If you could change one thing through your writing, what would it be?
I would want to change people’s approach to other human beings, whether they are individuals or nations. I think this has to change if we do not want to destroy the world. If we start thinking about other humans, we will find that our priorities will change and make us better men and women. It will be easier to root out commercialism, corruption, conceit and selfishness. These are the causes of all the evil in the world.
That is why I like to write about the good some people are doing. That way I hope I will make my readers think and that might begin the process of change in their minds. If everything became perfect, I would then stop writing.
Mostly I look around me for goodness and I do find it. That is what I liked about the IWMF Lifetime Achievement Award I was given. They recognized that one can be an achiever by writing about soft subjects, such as education, women’s empowerment, children’s rights and so on. I am grateful to the IWMF because it has given me the inner satisfaction and contentment that I have always sought. For me, that is beauty.
What is the best advice you ever received?
When I was a child, my younger brother would always tease me and try to provoke me by passing nasty remarks about my dolls. I would run to my father, whose favorite I was, seeking protection. He always told me, “Don’t be provoked by what others do.
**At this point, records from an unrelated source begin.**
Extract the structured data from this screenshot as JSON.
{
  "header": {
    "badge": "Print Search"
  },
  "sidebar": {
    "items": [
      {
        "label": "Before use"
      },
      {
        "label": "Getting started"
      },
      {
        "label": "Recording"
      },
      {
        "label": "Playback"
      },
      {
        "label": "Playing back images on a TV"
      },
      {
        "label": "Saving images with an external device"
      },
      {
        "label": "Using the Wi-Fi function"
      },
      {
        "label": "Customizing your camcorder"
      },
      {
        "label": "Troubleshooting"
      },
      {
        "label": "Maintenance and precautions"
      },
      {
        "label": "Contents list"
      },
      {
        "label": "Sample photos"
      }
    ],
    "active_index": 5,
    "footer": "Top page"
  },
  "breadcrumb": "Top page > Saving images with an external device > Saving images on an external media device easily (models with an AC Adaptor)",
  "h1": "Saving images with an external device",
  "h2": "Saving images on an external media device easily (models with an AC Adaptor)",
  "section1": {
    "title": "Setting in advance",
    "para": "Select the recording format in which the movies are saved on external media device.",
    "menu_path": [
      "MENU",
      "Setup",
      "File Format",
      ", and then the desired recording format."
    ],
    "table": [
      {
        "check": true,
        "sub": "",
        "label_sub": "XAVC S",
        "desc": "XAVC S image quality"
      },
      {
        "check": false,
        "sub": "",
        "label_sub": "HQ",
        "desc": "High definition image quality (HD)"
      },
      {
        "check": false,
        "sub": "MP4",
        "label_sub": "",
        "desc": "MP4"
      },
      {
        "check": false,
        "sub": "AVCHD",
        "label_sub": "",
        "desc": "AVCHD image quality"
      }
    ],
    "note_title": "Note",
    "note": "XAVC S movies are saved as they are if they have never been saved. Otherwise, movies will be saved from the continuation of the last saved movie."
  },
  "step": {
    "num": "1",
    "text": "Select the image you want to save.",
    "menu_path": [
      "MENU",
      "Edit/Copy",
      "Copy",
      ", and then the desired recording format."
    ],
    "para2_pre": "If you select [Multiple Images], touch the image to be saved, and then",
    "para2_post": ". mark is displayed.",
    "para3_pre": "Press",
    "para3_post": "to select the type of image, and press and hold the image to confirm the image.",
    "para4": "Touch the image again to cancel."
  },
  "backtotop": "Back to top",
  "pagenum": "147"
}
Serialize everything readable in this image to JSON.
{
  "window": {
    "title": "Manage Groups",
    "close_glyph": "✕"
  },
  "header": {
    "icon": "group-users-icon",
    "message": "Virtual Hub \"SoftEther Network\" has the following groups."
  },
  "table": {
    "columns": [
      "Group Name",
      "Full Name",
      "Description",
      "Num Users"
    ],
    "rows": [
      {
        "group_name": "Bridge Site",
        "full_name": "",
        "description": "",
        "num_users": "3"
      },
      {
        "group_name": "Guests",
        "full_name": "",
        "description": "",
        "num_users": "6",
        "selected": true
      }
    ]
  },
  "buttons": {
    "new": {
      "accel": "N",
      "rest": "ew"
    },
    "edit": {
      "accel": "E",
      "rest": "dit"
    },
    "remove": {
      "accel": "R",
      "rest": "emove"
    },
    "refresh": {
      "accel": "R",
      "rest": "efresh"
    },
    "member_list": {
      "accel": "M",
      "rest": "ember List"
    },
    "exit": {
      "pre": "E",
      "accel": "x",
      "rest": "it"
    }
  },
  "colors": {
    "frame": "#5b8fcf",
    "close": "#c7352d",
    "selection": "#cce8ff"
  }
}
You must be proactive and chart out your own strategy rather than reacting to what others do.
If you could pick one thing about yourself that you love the most, what would it be?
My ability not to get bored with anyone or in any situation. I always have the capacity to feel interested in my surroundings, wherever I may be.
Are there any charities or foundations that you work with that are close to your heart?
I am closely involved with the Sindh Institute of Urology and Transplantation (SIUT), Karachi, which is a health facility that provides free medical care to people with urological problems. I am on the Board of Trustees and am the vice president of the Board of Governors. It is a marvelous place as it provides the most modern and state-of-the-art treatment, including organ transplantation, free of charge to patients who are under privileged. They are treated with dignity because the director and founder Dr. Adib Rizvi believes health care is the fundamental right of every person whether they are rich or poor. The rich can afford the most expensive treatment but the poor who cannot pay are left to die. He says he will not allow that to happen in his hospital. Hence no one is turned away. It is his integrity and compassion toward his patients that have won him the public’s admiration. As a result he is able to raise public donations for the hospital.
To be helping in any way with this noble cause makes me feel so good and I love working with the SIUT. I am currenly completing a book on the Institute called “Making the ‘Impossible’ Possible: The SIUT Story.”
Founded in 1990 by a group of prominent U.S. women journalists, the International Women’s Media Foundation is a Washington D.C.-based organization dedicated to strengthening the role of women journalists worldwide. The IWMF empowers women with the tools, knowledge and confidence to serve as a prominent voice on global issues. The IWMF’s programs provide training, support and advancement for women journalists worldwide. At the core of the IWMF’s mission is the belief that no press is truly free unless women have an equal voice.